I posted three radar and temperature overlays -- 9 PM, 11 PM, and 1 AM.  You can see the band of precipitation moving east across the region from west to east across the region.  However, the main focus of precipitation shifted from Lancaster County (9 PM) to across Upper Bucks and Northampton Counties by 11 PM and into Central and North Jersey by 1 AM.  Temperatures cooled quite effectively once precipitation started -- you can see Quakertown drop from 41 to 32 between 9 PM and 11 PM as heavier precipitation moved overhead.  Spots that were in the band of heavier precipitation tended to do pretty well from a rain changing to snow standpoint and were able to make the changeover.  However, the city and immediate burbs were not as lucky as the best forcing and dynamics with this band of precipitation tracked to the north.  However, rain did end up changing to snow (although briefly) in places where this band went through.
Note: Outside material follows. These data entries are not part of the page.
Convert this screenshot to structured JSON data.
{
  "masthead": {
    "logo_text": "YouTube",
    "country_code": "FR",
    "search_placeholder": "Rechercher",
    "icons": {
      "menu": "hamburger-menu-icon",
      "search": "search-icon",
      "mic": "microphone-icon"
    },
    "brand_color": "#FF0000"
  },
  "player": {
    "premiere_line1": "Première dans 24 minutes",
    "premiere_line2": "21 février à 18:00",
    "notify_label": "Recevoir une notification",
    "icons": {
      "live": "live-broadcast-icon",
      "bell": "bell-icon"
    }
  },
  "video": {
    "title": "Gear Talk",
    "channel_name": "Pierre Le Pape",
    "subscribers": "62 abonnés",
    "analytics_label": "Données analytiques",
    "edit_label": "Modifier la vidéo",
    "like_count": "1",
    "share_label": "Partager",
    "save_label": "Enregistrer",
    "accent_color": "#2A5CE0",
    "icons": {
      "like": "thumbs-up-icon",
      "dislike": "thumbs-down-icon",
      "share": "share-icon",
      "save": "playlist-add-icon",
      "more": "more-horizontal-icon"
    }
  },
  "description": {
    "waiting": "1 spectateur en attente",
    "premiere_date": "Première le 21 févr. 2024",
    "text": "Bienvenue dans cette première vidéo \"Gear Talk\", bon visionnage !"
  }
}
This event was the wintertime equivalent of a summer thunderstorm -- mesoscale components were the driver in intensity of precipitation and those are hard to pin down in specifics until the day of although the general idea can often be picked up in advance.  Modeling had a pretty good idea this was going to move through, with the Euro and GFS showing something like this for a few days, but it arrived in a couple of hours earlier than modeled to our west and those couple of hours, on a day where temperatures managed to jump into the middle and upper 50's through much of the region, made the difference in lower elevated areas. However, those spots with elevation and in that heavier band of precipitation were able to overcome those time and temperature obstacles and coax a nice snowfall.